85% of British hospitality businesses fall victim to malicious and fake online reviews, finds BHA

01/12/2017 - 07:00
Hospitality businesses are increasingly worried about malicious and fake online reviews with many saying that the reviews have been used to blackmail them, according to a new study from the British Hospitality Association (BHA).

The survey found that 85% of hospitality businesses have been victim to fake online reviews intended to harm – up from 65% in the BHA’s 2015 report.

The survey, which measured responses from restaurants and hotels, found that 71% felt that reviews sites were useful for their business.

This figure was 9% down on two years ago, a drop which the BHA suggested could stem from businesses now being worried about the financial consequences of “fake, negative and malicious” reviews

Ufi Ibrahim, chief executive of the BHA, said: “Online reviews sites are hugely important for the reputations of hospitality businesses and allow consumers to make informed decisions.

“However, the relentless and largely unregulated growth of the digital intermediaries means that hospitality businesses in the real world – who often pay large commissions to these sites on bookings - are at the mercy of these firms.

“More must be done to tackle fake and malicious reviews and provide greater transparency provided in the ratings systems.”

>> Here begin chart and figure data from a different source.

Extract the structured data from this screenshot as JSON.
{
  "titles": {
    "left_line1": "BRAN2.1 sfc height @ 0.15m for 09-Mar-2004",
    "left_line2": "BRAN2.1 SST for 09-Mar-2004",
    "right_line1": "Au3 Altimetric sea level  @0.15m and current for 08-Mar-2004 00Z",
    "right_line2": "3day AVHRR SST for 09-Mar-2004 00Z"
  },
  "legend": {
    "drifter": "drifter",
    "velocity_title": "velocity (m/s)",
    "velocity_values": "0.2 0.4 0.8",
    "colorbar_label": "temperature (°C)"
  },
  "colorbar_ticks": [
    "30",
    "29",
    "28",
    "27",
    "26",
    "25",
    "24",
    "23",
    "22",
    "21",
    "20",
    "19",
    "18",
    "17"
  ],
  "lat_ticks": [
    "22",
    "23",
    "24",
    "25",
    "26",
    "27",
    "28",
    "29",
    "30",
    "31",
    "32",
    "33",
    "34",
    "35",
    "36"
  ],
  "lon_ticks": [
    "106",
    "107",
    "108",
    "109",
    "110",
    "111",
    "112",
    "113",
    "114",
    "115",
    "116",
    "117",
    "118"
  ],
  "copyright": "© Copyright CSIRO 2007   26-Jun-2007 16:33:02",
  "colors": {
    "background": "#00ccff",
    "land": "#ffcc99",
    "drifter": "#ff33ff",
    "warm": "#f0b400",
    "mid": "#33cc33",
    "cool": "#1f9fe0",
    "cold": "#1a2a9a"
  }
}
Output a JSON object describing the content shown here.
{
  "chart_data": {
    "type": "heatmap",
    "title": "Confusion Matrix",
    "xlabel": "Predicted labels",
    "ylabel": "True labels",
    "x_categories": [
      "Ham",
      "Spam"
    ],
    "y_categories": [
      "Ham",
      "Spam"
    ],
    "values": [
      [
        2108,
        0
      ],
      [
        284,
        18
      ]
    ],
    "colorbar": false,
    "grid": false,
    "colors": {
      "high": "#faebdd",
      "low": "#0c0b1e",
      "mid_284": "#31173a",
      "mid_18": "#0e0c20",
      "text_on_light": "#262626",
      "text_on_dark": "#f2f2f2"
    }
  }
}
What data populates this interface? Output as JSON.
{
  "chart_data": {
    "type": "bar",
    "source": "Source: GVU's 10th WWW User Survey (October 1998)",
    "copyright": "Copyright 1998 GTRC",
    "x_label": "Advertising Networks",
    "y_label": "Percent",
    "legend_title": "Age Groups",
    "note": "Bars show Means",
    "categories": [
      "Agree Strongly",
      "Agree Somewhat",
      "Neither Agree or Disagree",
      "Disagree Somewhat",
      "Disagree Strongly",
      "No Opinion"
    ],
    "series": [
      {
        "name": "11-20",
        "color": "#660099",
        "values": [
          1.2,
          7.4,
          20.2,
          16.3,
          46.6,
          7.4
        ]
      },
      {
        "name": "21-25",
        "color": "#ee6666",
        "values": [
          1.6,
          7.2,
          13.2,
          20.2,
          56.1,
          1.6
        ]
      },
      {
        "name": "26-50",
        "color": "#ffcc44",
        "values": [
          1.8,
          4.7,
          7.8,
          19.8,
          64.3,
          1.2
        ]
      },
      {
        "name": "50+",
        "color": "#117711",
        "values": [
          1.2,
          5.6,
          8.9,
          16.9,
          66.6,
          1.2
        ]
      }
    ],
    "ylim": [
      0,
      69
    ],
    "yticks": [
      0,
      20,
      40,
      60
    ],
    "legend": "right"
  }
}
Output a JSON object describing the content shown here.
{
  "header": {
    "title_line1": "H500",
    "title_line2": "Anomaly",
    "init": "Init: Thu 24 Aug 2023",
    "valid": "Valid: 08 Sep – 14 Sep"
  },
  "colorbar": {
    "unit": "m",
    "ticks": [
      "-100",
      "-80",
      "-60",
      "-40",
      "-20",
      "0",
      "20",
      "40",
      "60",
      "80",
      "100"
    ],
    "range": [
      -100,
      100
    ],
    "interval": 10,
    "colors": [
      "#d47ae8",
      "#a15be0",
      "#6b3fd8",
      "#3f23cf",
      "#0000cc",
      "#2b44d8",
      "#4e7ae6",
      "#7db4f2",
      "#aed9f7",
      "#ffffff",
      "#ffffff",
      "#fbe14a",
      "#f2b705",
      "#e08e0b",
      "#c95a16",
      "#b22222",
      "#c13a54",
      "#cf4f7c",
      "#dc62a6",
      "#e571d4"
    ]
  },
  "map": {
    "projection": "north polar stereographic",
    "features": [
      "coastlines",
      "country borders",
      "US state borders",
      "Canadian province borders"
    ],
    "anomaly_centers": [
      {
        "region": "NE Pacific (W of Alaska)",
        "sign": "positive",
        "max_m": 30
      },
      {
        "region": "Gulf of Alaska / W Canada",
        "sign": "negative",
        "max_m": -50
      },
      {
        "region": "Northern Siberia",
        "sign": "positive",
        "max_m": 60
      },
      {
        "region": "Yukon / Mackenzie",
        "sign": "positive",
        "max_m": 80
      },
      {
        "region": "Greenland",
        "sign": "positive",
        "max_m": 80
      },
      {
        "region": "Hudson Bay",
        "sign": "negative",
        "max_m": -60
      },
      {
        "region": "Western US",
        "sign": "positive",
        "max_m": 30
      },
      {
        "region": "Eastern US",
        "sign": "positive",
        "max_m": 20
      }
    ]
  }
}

Other findings from the study included that online platforms were not perceived as helpful by businesses dealing with fake negative reviews, with more than 60% of respondents saying they were ‘not helpful’ or ‘not very helpful’.

Half of businesses said that the threat of a bad online review had been used to blackmail them into giving a refund to the customer. When asked if review sites were helpful in dealing with these blackmail attempts, more than 60% respondents said that each of the most popular platforms used by customers were not helpful

More than 65% of respondents to the survey said that transparency was a problem with website rankings based not on reviews but on complicated algorithms that the consumer is unaware of.